A French indulgence

Touted to be the most romantic city on earth, Paris sure steals hearts, and fills bellies, when it comes to food. I love the way the Parisians eat: simple yet sophisticated, refined but still so tasty.

Things that are common place at home suddenly become a delicacy in France. Why? Because they’re done so well.

Take the humble baguette for instance. At home, never in a million years would I even try to justify that a mere baguette for lunch was a good idea. But here, where the bread is just so fluffy, so chewy, so light, I honestly can’t get enough. Even more so when they are absolutely smothered in yummy sunflower and pumpkin seeds. And when they’re only €1… take me to the bakery s’il vous plait!

I’m a huge fan of picnics, so often a baguette serves as the basis for these excursions. Markets and supermarkets both sell varieties of cheeses and meats to add to those baguettes – even better to go to a local artisan where possible (they are common and not always more expensive). Also at markets, fruit and vegetables are in abundance – the prices vary massively compared to back home, so it’s necessary to check them out.

My ex-colleagues know all too well just how much I love an almond croissant (The French Baker in Wellington deserves a shout out here) and, unsurprisingly, I was on a mission to sample a fair few. My verdict: not as good as back home! I suspect the French take more pride in their plain croissants as well as the pain au chocolat- as the almond croissant was even difficult to find at times.

In addition to boulangeries (bakeries), patisseries can be found dangerously lurking on most street corners. Naturally I have a ball here, and it’s a struggle limiting myself to just one. Another reason why I love picnics – we can buy lots and share! Macarons (and especially from La Duree) are on another planet compared to those at home.

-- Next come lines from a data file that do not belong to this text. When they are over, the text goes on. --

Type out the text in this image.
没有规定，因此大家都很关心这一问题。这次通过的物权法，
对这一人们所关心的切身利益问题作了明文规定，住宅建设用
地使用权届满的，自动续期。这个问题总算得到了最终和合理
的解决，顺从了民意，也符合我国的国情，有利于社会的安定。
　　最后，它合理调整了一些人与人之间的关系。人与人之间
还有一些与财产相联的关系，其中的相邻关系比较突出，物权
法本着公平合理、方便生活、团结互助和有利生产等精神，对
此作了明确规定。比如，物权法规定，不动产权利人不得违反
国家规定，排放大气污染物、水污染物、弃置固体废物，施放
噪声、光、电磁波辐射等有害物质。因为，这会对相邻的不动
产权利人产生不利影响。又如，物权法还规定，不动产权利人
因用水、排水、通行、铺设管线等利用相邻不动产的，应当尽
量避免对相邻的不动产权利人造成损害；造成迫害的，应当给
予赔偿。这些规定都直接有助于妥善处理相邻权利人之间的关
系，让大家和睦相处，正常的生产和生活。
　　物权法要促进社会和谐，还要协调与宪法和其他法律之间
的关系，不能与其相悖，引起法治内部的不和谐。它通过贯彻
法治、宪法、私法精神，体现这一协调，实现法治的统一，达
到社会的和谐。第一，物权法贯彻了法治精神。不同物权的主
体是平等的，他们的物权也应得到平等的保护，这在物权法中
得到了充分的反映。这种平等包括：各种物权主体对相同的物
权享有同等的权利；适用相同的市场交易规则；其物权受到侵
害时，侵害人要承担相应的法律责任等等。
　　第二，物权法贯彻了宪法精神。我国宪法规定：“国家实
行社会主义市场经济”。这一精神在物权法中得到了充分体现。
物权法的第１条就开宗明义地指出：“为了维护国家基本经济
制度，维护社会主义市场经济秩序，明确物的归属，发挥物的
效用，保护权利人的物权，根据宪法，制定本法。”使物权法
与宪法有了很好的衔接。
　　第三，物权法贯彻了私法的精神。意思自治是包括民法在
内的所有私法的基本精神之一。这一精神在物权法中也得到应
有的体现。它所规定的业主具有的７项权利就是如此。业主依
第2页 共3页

A sweet treat that is more substantive are crepes, which are commonly sold by street vendors. Hard to go past the Nutella ones, in my highly qualified (except not at all) opinion.

No trip to France is complete without trying foie gras, frogs’ legs or snails. I can’t bring myself to order foie gras, but I’m certainly always down for the other two. I find that frogs’ legs basically taste like smaller chicken wings and snails are a chewy seafood texture, tasting strongly of garlic. There is a knack to eating a snail, which I don’t think I really mastered gracefully (she says, flicking garlic pesto everywhere!).

Other common foods that we ate include just the simple quiche; an easily found lunch option and usually good value for money, as well as the traditional flammenkuchen. This dish is native to the Alsatian region (Strasbourg and its surrounds) and is essentially a flat crusted pizza. They come with a variety of toppings (most commonly cheeses and meats) and are a great meal to share as they tend to be quite big.

I appreciate I probably haven’t touched on so many kinds of French food, but the list could go on forever and this post certainly can’t. What I loved about our time in Paris is that fine food is everywhere, but it doesn’t have to come at a huge cost. Just the local shops down the road are always worth a visit!